5 - Databases to Support OMOP Analysis

Task: Creation and validation of databases to support OMOP analyses

    a. For certain specific analyses of different outcomes of interest, access to the an entire database will not be necessary. In these instances, OMOP will fund creation of datasets that conform to the common data model from multiple data owners, chosen from among a subset of those characterized above.

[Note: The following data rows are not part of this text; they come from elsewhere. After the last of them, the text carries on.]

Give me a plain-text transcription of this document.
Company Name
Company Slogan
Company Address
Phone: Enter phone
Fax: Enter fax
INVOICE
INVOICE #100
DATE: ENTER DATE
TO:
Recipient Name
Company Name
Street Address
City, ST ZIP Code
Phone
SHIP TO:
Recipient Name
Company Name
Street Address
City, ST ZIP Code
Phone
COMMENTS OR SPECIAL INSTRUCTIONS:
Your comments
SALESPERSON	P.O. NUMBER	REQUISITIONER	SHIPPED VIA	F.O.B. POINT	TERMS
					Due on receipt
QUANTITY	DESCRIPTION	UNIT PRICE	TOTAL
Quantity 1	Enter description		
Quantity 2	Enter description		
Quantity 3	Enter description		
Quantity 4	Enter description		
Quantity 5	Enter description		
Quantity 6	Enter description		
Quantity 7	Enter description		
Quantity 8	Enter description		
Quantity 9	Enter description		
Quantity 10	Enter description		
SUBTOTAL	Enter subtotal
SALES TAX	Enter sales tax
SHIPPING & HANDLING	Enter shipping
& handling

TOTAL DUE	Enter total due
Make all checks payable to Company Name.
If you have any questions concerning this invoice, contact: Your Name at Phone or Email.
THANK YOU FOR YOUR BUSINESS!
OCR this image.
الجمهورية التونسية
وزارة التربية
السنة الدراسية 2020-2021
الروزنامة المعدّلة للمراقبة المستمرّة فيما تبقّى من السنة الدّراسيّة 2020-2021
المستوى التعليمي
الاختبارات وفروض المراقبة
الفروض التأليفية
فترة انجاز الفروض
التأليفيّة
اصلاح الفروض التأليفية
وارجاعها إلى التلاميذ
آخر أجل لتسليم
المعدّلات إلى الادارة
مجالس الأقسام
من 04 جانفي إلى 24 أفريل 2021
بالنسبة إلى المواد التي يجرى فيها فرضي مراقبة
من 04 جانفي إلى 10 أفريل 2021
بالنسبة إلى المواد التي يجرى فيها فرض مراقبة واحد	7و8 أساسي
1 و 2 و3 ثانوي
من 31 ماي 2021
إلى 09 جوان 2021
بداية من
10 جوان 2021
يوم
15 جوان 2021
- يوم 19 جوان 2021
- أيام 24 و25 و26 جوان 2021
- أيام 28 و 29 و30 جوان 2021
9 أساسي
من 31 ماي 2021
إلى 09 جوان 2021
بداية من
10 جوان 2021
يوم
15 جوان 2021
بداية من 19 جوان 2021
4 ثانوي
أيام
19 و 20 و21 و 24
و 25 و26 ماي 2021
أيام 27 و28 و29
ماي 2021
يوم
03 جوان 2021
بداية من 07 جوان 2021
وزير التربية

    These databases will typically be a subset of the entire data holder source database. Typically, the database will include: a) a stratified random sample of the entire population, b) all individuals exposed to drugs of interest, and c) all individuals with outcomes of interest. This construction obviates the need to work with the entire databases, since most data isn’t needed to support the aims of the particular experiment.

    In other cases, however—such as hypothesis-generating (data mining) experiments—access to the entire database is desirable, and will be pursued by OMOP.

    At the discretion of the data owner, OMOP may either take possession of the datasets and perform analyses itself, OR Data owners can maintain possession of their data, if they agree to timely execution of programs provided by OMOP investigators. These programs will return HIPAA compliant data in a form which protects patient privacy and which conforms to the data privacy policies of the data owners. Data owners can inspect the output to ensure that it contains no other information. If the data holder retains possession and performs analyses, OMOP will fund the data holder’s storage of the data and execution of the required research. Data owners who retain possession must allow on-site audits of the data sets if OMOP requests this.

    b. Creation of a testing environment
    OMOP will fund creation of a testing environment for investigators and analysts to use when developing data checking and analytic programs to run against the common data model. The testing environment will contain a database consisting of a few thousand records of synthetic data adhering to the common data model that is made available to authorized investigators. The database will not contain any identifiable or linkable information.